Est 2000 - home of the MPhil in Engineering for Sustainable Development
 
ESD MPhil trip to Wicken Fen

Jeremy Purseglove who serves as chair for the National Trust’s Wicken Fen Local Committee took the students round the core wetland, the newly created Vision area and the proposed Vision land threatened by the Waterbeach New Town, explaining all the dilemmas and problems.

The students were able to meet the warden, site manager and discuss the issues concerning the grazing regime by wild wetland horses from Poland. Wildlife present in June included orchids, many species of dragonfly, and breeding birds including marsh harriers, lapwing, redshank, bittern, avocet and many species of duck.

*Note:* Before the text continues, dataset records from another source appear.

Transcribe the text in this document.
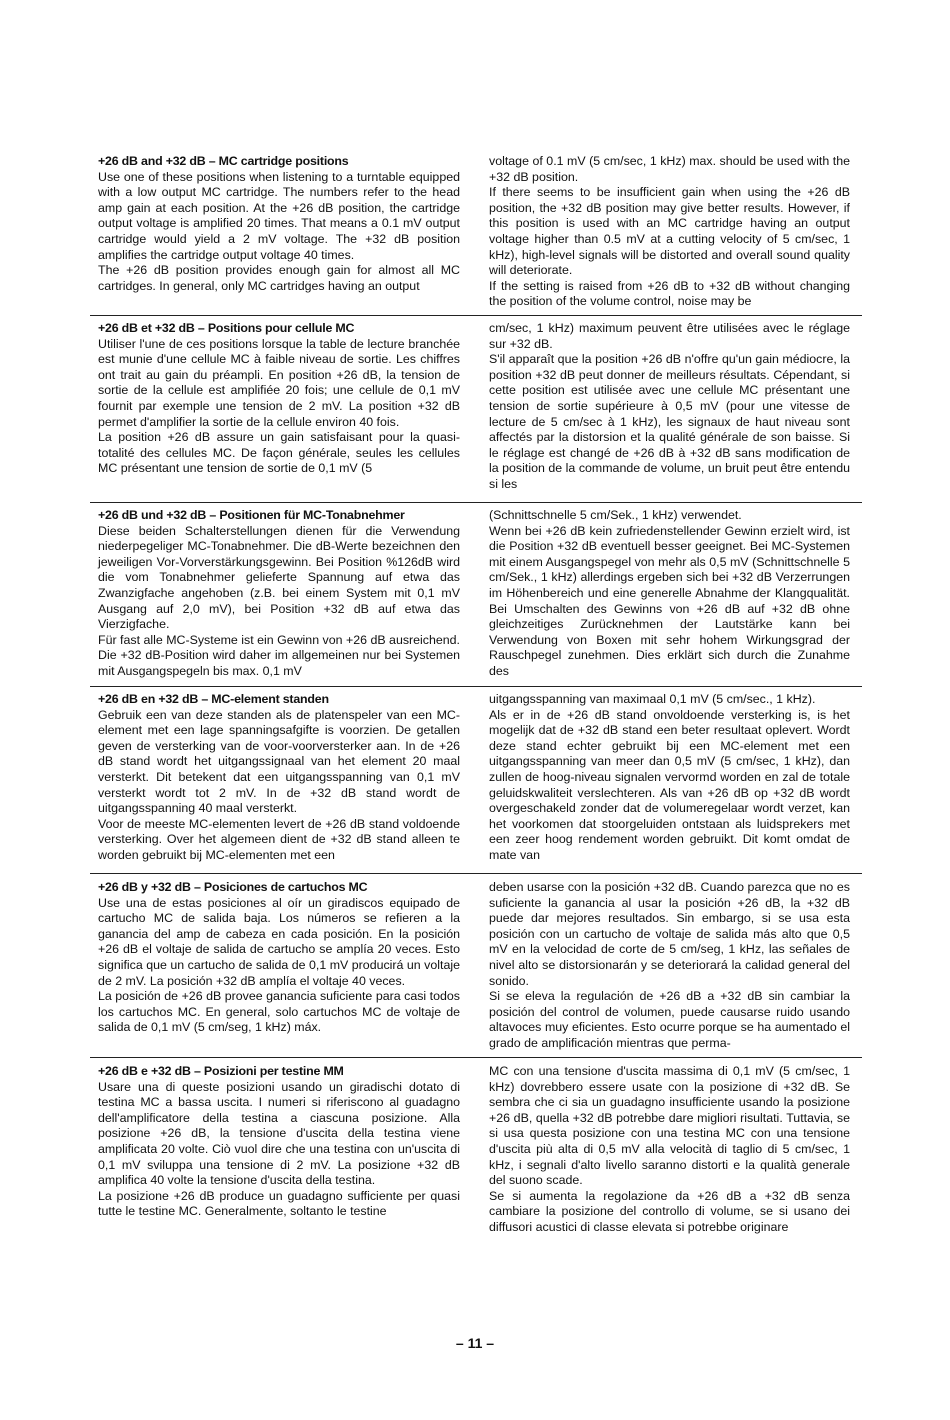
+26 dB and +32 dB – MC cartridge positions

Use one of these positions when listening to a turntable equipped with a low output MC cartridge. The numbers refer to the head amp gain at each position. At the +26 dB position, the cartridge output voltage is amplified 20 times. That means a 0.1 mV output cartridge would yield a 2 mV voltage. The +32 dB position amplifies the cartridge output voltage 40 times.

The +26 dB position provides enough gain for almost all MC cartridges. In general, only MC cartridges having an output

voltage of 0.1 mV (5 cm/sec, 1 kHz) max. should be used with the +32 dB position.

If there seems to be insufficient gain when using the +26 dB position, the +32 dB position may give better results. However, if this position is used with an MC cartridge having an output voltage higher than 0.5 mV at a cutting velocity of 5 cm/sec, 1 kHz), high-level signals will be distorted and overall sound quality will deteriorate.

If the setting is raised from +26 dB to +32 dB without changing the position of the volume control, noise may be

+26 dB et +32 dB – Positions pour cellule MC

Utiliser l'une de ces positions lorsque la table de lecture branchée est munie d'une cellule MC à faible niveau de sortie. Les chiffres ont trait au gain du préampli. En position +26 dB, la tension de sortie de la cellule est amplifiée 20 fois; une cellule de 0,1 mV fournit par exemple une tension de 2 mV. La position +32 dB permet d'amplifier la sortie de la cellule environ 40 fois.

La position +26 dB assure un gain satisfaisant pour la quasi-totalité des cellules MC. De façon générale, seules les cellules MC présentant une tension de sortie de 0,1 mV (5

cm/sec, 1 kHz) maximum peuvent être utilisées avec le réglage sur +32 dB.

S'il apparaît que la position +26 dB n'offre qu'un gain médiocre, la position +32 dB peut donner de meilleurs résultats. Cépendant, si cette position est utilisée avec une cellule MC présentant une tension de sortie supérieure à 0,5 mV (pour une vitesse de lecture de 5 cm/sec à 1 kHz), les signaux de haut niveau sont affectés par la distorsion et la qualité générale de son baisse. Si le réglage est changé de +26 dB à +32 dB sans modification de la position de la commande de volume, un bruit peut être entendu si les

+26 dB und +32 dB – Positionen für MC-Tonabnehmer

Diese beiden Schalterstellungen dienen für die Verwendung niederpegeliger MC-Tonabnehmer. Die dB-Werte bezeichnen den jeweiligen Vor-Vorverstärkungsgewinn. Bei Position %126dB wird die vom Tonabnehmer gelieferte Spannung auf etwa das Zwanzigfache angehoben (z.B. bei einem System mit 0,1 mV Ausgang auf 2,0 mV), bei Position +32 dB auf etwa das Vierzigfache.

Für fast alle MC-Systeme ist ein Gewinn von +26 dB ausreichend. Die +32 dB-Position wird daher im allgemeinen nur bei Systemen mit Ausgangspegeln bis max. 0,1 mV

(Schnittschnelle 5 cm/Sek., 1 kHz) verwendet.

Wenn bei +26 dB kein zufriedenstellender Gewinn erzielt wird, ist die Position +32 dB eventuell besser geeignet. Bei MC-Systemen mit einem Ausgangspegel von mehr als 0,5 mV (Schnittschnelle 5 cm/Sek., 1 kHz) allerdings ergeben sich bei +32 dB Verzerrungen im Höhenbereich und eine generelle Abnahme der Klangqualität. Bei Umschalten des Gewinns von +26 dB auf +32 dB ohne gleichzeitiges Zurücknehmen der Lautstärke kann bei Verwendung von Boxen mit sehr hohem Wirkungsgrad der Rauschpegel zunehmen. Dies erklärt sich durch die Zunahme des

+26 dB en +32 dB – MC-element standen

Gebruik een van deze standen als de platenspeler van een MC-element met een lage spanningsafgifte is voorzien. De getallen geven de versterking van de voor-voorversterker aan. In de +26 dB stand wordt het uitgangssignaal van het element 20 maal versterkt. Dit betekent dat een uitgangsspanning van 0,1 mV versterkt wordt tot 2 mV. In de +32 dB stand wordt de uitgangsspanning 40 maal versterkt.

Voor de meeste MC-elementen levert de +26 dB stand voldoende versterking. Over het algemeen dient de +32 dB stand alleen te worden gebruikt bij MC-elementen met een

uitgangsspanning van maximaal 0,1 mV (5 cm/sec., 1 kHz).

Als er in de +26 dB stand onvoldoende versterking is, is het mogelijk dat de +32 dB stand een beter resultaat oplevert. Wordt deze stand echter gebruikt bij een MC-element met een uitgangsspanning van meer dan 0,5 mV (5 cm/sec, 1 kHz), dan zullen de hoog-niveau signalen vervormd worden en zal de totale geluidskwaliteit verslechteren. Als van +26 dB op +32 dB wordt overgeschakeld zonder dat de volumeregelaar wordt verzet, kan het voorkomen dat stoorgeluiden ontstaan als luidsprekers met een zeer hoog rendement worden gebruikt. Dit komt omdat de mate van

+26 dB y +32 dB – Posiciones de cartuchos MC

Use una de estas posiciones al oír un giradiscos equipado de cartucho MC de salida baja. Los números se refieren a la ganancia del amp de cabeza en cada posición. En la posición +26 dB el voltaje de salida de cartucho se amplía 20 veces. Esto significa que un cartucho de salida de 0,1 mV producirá un voltaje de 2 mV. La posición +32 dB amplía el voltaje 40 veces.

La posición de +26 dB provee ganancia suficiente para casi todos los cartuchos MC. En general, solo cartuchos MC de voltaje de salida de 0,1 mV (5 cm/seg, 1 kHz) máx.

deben usarse con la posición +32 dB. Cuando parezca que no es suficiente la ganancia al usar la posición +26 dB, la +32 dB puede dar mejores resultados. Sin embargo, si se usa esta posición con un cartucho de voltaje de salida más alto que 0,5 mV en la velocidad de corte de 5 cm/seg, 1 kHz, las señales de nivel alto se distorsionarán y se deteriorará la calidad general del sonido.

Si se eleva la regulación de +26 dB a +32 dB sin cambiar la posición del control de volumen, puede causarse ruido usando altavoces muy eficientes. Esto ocurre porque se ha aumentado el grado de amplificación mientras que perma-

+26 dB e +32 dB – Posizioni per testine MM

Usare una di queste posizioni usando un giradischi dotato di testina MC a bassa uscita. I numeri si riferiscono al guadagno dell'amplificatore della testina a ciascuna posizione. Alla posizione +26 dB, la tensione d'uscita della testina viene amplificata 20 volte. Ciò vuol dire che una testina con un'uscita di 0,1 mV sviluppa una tensione di 2 mV. La posizione +32 dB amplifica 40 volte la tensione d'uscita della testina.

La posizione +26 dB produce un guadagno sufficiente per quasi tutte le testine MC. Generalmente, soltanto le testine

MC con una tensione d'uscita massima di 0,1 mV (5 cm/sec, 1 kHz) dovrebbero essere usate con la posizione di +32 dB. Se sembra che ci sia un guadagno insufficiente usando la posizione +26 dB, quella +32 dB potrebbe dare migliori risultati. Tuttavia, se si usa questa posizione con una testina MC con una tensione d'uscita più alta di 0,5 mV alla velocità di taglio di 5 cm/sec, 1 kHz, i segnali d'alto livello saranno distorti e la qualità generale del suono scade.

Se si aumenta la regolazione da +26 dB a +32 dB senza cambiare la posizione del controllo di volume, se si usano dei diffusori acustici di classe elevata si potrebbe originare

– 11 –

Wicken Fen is an iconic wetland and Britain’s oldest nature reserve, having been acquired by the National Trust shortly after its foundation in 1895. It is a very rare example of surviving undrained fenland, a landscape recognizable in medieval times but now marooned in a modern desert of agribusiness. In the twentieth century it was the habitat where scientists from Cambridge University first formulated the basic principles of ecology. In the twenty-first century it is a pioneering example of new habitat creation which has already doubled the size of the original site and is being managed experimentally with reference to the latest principles of Rewilding. It also attempts the difficult balancing act of providing a major new recreational space and cycle links for Cambridge combined with a National Nature Reserve for shy breeding birds. The fen has long been the subject of controversy, surviving serious attempts at drainage in World War II and currently facing adverse impacts from the proposed Waterbeach New Town, which plans to create 9000 new homes and many tall buildings including two 30m high towers.